Autumn begins Saturday, and regional projections requested by The Center Square from the state Department of Agriculture coupled with two reports from the National Agriculture Statistics Service indicate most crops and regions of the state are average or above.

Regional field agronomists report good or above average projections for corn in the southern Coastal Plains, the northern Piedmont and the western Piedmont. Soybean reports are similar in the northern and western Piedmont.

Tobacco is having a down year in the northern Piedmont, but it’s good in the eastern Piedmont, and both the northern and southern Coastal Plains. In the southern Piedmont and Sandhills, the report is good and bad in association with rainfall amounts.

“It seems we are looking at average yields on most of the major field crops, but even that varies within counties and regions based on rainfall,” Andrea Ashby, the Agriculture Department’s leader of Public Affairs, wrote in an email to The Center Square. “Corn seems to be faring a bit better with a couple of regions reporting they anticipate above average yields.”

In the southern Coastal Plains, regional agronomist Georgia Love through Ashby said of corn, the “top dryland yield is around 280 bushels, so it is looking like above average yields.

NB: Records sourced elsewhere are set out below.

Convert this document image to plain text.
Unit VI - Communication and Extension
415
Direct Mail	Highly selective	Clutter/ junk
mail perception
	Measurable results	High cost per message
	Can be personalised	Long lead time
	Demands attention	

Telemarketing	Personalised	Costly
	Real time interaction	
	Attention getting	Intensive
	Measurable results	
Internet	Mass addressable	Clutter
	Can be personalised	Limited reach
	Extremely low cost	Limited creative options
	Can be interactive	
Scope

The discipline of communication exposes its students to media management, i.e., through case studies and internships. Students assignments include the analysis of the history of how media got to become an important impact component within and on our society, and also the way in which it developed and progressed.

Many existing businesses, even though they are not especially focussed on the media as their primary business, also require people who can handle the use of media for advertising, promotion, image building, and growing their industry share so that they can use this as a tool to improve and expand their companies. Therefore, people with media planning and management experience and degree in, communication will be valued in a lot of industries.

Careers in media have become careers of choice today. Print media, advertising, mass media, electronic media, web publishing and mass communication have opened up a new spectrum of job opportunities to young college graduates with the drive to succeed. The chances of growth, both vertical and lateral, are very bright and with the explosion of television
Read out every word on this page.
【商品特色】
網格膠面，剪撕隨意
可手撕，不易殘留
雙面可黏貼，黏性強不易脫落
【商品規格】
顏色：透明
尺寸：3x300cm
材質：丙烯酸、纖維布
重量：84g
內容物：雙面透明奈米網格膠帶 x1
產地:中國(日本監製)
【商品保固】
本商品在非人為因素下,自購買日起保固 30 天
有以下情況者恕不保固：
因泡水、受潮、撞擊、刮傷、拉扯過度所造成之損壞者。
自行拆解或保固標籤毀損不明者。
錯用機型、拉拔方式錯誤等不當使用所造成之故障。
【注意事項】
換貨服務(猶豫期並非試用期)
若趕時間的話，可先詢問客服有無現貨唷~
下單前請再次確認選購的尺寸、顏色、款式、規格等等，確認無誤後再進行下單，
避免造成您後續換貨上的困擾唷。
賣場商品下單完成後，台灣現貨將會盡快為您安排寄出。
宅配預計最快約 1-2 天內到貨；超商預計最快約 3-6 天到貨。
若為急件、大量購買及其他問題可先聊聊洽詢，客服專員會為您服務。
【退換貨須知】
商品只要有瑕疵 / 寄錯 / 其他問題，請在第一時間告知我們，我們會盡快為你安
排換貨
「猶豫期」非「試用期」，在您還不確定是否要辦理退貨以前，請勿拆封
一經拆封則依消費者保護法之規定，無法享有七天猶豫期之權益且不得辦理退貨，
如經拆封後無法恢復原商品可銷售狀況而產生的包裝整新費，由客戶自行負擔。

There are still areas that are dry that won’t come close to that.”

Daniel Overcash, in the western Piedmont, said the crop is above average, that “yields range from 150 to over 200 bushels/acre.”

Toward the coast, tobacco has about two to three weeks left and is about 75% harvested. More inland, it’s the second half of the season.

Digging for peanuts and sweet potatoes is coming next week and in about two weeks, respectively. Defoliation for cotton is also coming soon.

“The peanut crop looks to be average” in the northeastern part of the state and northern Coastal Plains, Tristan Morris reported through Ashby. “The hot and dry weather has taken a toll on the crop this year.”

Morris, the agronomist for the region, said cotton was also hurt by conditions. Recent rain should help sweet potatoes.

Cotton is not having its best year, the reports collectively indicate. Morris, Brad Thompson in the southern Piedmont and Sandhills, and Don Nicholson in the eastern Piedmont say hot and dry weather has been problematic. Nicholson said some of his farmers are average to good, with others “disastrous.” Thompson said the crop is on pace to be “one of the most disappointing in years.”

Overcash said his farmers had soft prices though a good season with summer vegetables, and the hay land pastures “have been great” because of consistent rain. Most are up to their third cut of the season.

Agriculture has always been the state’s No. 1 industry, with current estimates of a $103.2 billion contribution to the state’s economy. The state is ninth nationally as an agriculture producer, according to the U.S. Department of Agriculture. The state Agriculture Department says North Carolina is No. 1 in the country for sweet potatoes, producing about 54% of all grown in the U.S., and tobacco.